Bishal_Lakha · July 28, 2020, 8:37am

This was better approach, including this line resolved the issue I was having ( loss not decreasing and very high)

Gkkkkkkkkk · September 13, 2020, 3:14am

I feel puzzled about Q1. If we replace nn.MSELoss(reduction='sum') with nn.MSELoss() and we want the code to behave identically, I think we need to replace ‘lr’ with ‘lr/batch_size’. However, the result seems different. Can anyone tell me what’s wrong here?

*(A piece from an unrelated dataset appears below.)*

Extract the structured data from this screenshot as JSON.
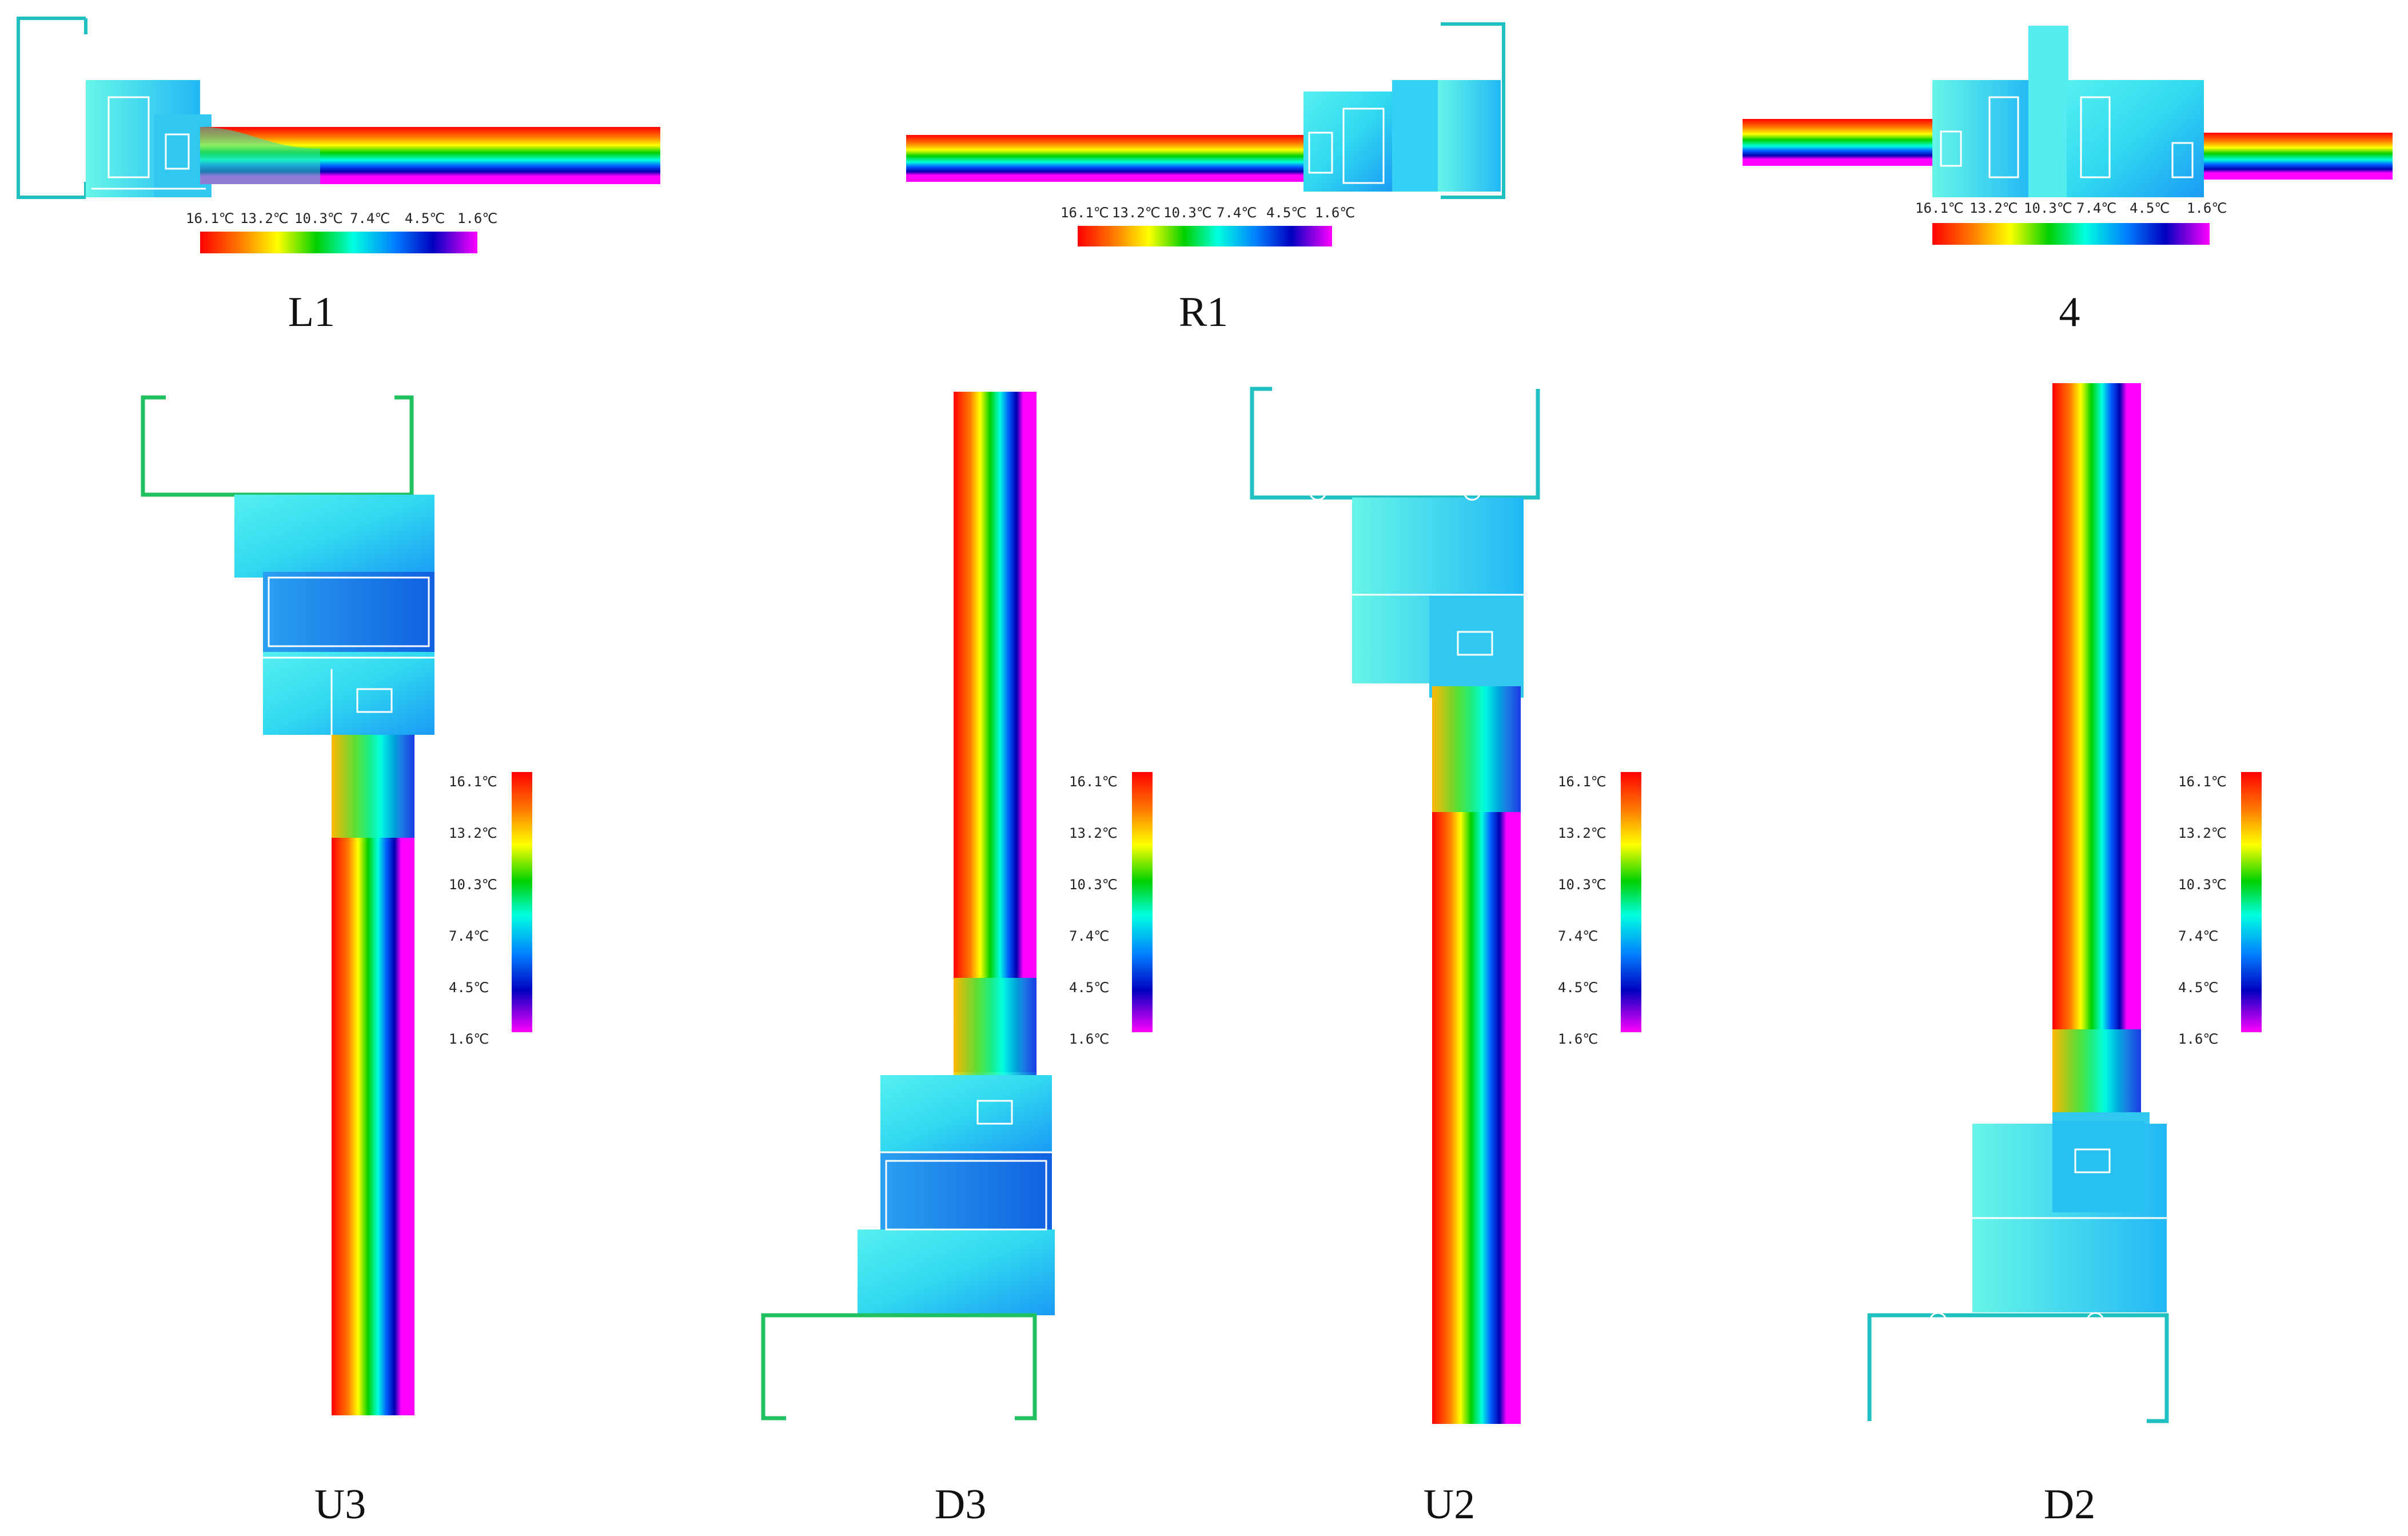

dliden · September 20, 2020, 11:04pm

I had the same intuition and ran into the same issues on Q1. The question for the MXNET implementation suggested to me that that approach (dividing by batch size) might be correct, but I’ve had no luck so far finding a learning rate that produces results even close to those obtained using the default reduction (mean).

MXNET question, for reference:

If we replace l = loss(output, y) with l = loss(output, y).mean() , we need to change trainer.step(batch_size) to trainer.step(1) for the code to behave identically. Why?

edit to updated with further progress
I wasn’t paying enough attention to the code. Dividing the step size by 10 doesn’t account for the fact that the loss that’s actually printed incorporates all 1000 observations. So I was consistently off by a factor of 1000 by not dividing loss(net(features), labels) by 1000 when using sum and comparing to the loss using mean. After incorporating this change, dividing the learning rate by the batch size had the desired results (or at least the same order of magnitude; I haven’t made a single version of this working on exactly the same data as I’m still pretty uncertain about automatic differentiation).

So my big question now is: am I still missing something big? I was unable to find a way get the same output using mean and sum reduction changing only the learning rate. Is there a way to do so? I experimented with many different values and was unable to find a way.

Another edit with more testing

I ran the comparison after setting a random seed and was able to obtain identical (not just same order of magnitude) results with reduction='sum' by dividing the learning rate by the batch size and by changing the per-epoch loss calculation to l = loss(net(features), labels)/1000.

The results were not identical when I changed the learning rate to any other value. So I’ve mostly convinced myself that this approach is correct, and it makes intuitive sense to me. But I do think the question implied this could be solved by changing only the learning rate, so I still wonder if I’m missing something there.